Even I, who see instances of this all the time, was taken aback a couple of weeks ago when I was in a public library in the East Bay City of Fremont, a Chinese and Indian stronghold. In the couple of hours I was there, several times a librarian got onto the public address system to announce that that day a government specialist in SSI would be coming to answer questions from seniors and their families.


Now turning to the CIS report, the critics’ highlighted argument is that CIS was wrong to tabulate at the household level. But at the CIS report author Steve Camarota points out, this is absolutely standard, and makes sense for the reasons cited. In addition to the examples given, the household approach was used by the Urban Institute people, who were supporting the Chinese. In fact, the pro-immigration Stanford professor Tom MaCurdy, writing for the pro-immigration think tank PPIC, recommended that eligibility for SSI be made on the household level.


Camarota also refutes the scenario offered by CIS’ critics, in which a family is headed by an immigrant but in which the kids are citizens. The critics say welfare usage by the kids shouldn’t be counted as “immigrant welfare.” But Camarota points out that the householder is the breadwinner, and if his failure to support the kids results in their using welfare, it should indeed be counted in the immigrant column. I would add that the same holds for the SSI setting: The U.S. citizen brought his parents here, knowing that they would not be able to support themselves, and would eventually go on welfare. So, if the parents are living in this household, it too should count in the immigrant column, even though the householder is a citizen.


CIS’ critics claim that the immigrants who use welfare are not doing anything out of line, as they are poor, and poor people sometimes use welfare. I largely agree with that, but there is much more to it than that.


They are often not so poor after all. In the case of SSI, my illustrations above, and the corresponding data in my Senate testimony, show that it often happens that there are welfare recipients in households headed by the well-educated. MaCurdy’s studyfound similarly that a large portion of the immigrant SSI recipients live in above-average income households.

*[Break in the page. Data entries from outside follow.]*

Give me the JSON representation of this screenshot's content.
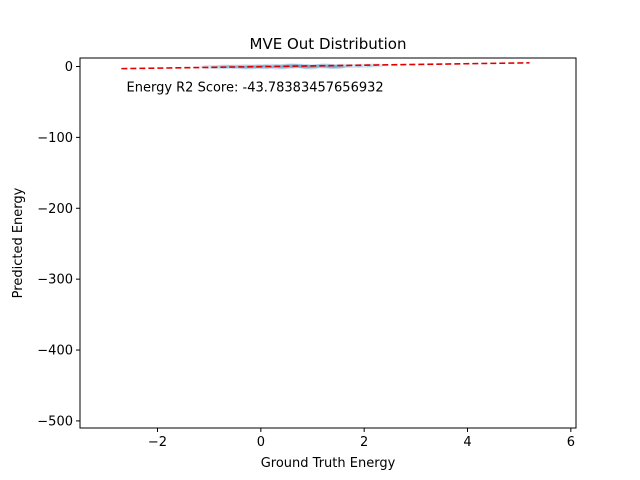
{
  "chart_data": {
    "type": "scatter",
    "title": "MVE Out Distribution",
    "xlabel": "Ground Truth Energy",
    "ylabel": "Predicted Energy",
    "xlim": [
      -3.5,
      6.1
    ],
    "ylim": [
      -510,
      12
    ],
    "x_ticks": [
      -2,
      0,
      2,
      4,
      6
    ],
    "y_ticks": [
      0,
      -100,
      -200,
      -300,
      -400,
      -500
    ],
    "x_tick_labels": [
      "−2",
      "0",
      "2",
      "4",
      "6"
    ],
    "y_tick_labels": [
      "0",
      "−100",
      "−200",
      "−300",
      "−400",
      "−500"
    ],
    "annotation": "Energy R2 Score: -43.78383457656932",
    "annotation_position": [
      -2.6,
      -35
    ],
    "fit_line": {
      "style": "dashed",
      "color": "#e00000",
      "points": [
        [
          -2.7,
          -3
        ],
        [
          5.2,
          5.2
        ]
      ]
    },
    "scatter": {
      "color": "#1f77b4",
      "x": [
        -1.0,
        -0.8,
        -0.6,
        -0.5,
        -0.4,
        -0.3,
        -0.2,
        -0.1,
        0.0,
        0.1,
        0.2,
        0.3,
        0.4,
        0.5,
        0.6,
        0.7,
        0.8,
        0.9,
        1.0,
        1.1,
        1.2,
        1.3,
        1.4,
        1.5,
        1.6,
        1.8,
        2.0,
        2.2,
        -0.7,
        0.05,
        0.35,
        0.65,
        0.95,
        1.25,
        -0.25,
        0.55,
        0.85,
        1.45
      ],
      "y": [
        -0.5,
        -1,
        -0.5,
        0,
        -1,
        0.5,
        -0.5,
        0,
        0.5,
        -0.5,
        1,
        0,
        0.5,
        -1,
        0.5,
        0,
        1,
        -0.5,
        0.5,
        0,
        1,
        -0.5,
        0.5,
        0,
        1,
        0.5,
        1,
        1.5,
        0,
        -1,
        -1.5,
        1.5,
        -1.5,
        1.5,
        -1.5,
        1.5,
        0,
        -1
      ]
    }
  }
}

In addition, there is the issue of sponsors, especially in the case of immigration of the elderly. When someone immigrates past retirement age, it is obvious that they almost certainly will need to use welfare, in SSI, Medicaid and so on. The sponsor’s legal responsibility should be permanent, but unfortunately it is not.


My personal view has always been that our immigration policy should welcome a broad socioeconomic range of immigrants, and if some may need occasional welfare assistance, they should not be barred from it (except if they have family sponsors). But these costs should be factored in a national discussion on immigration policy — if we were ever to have one.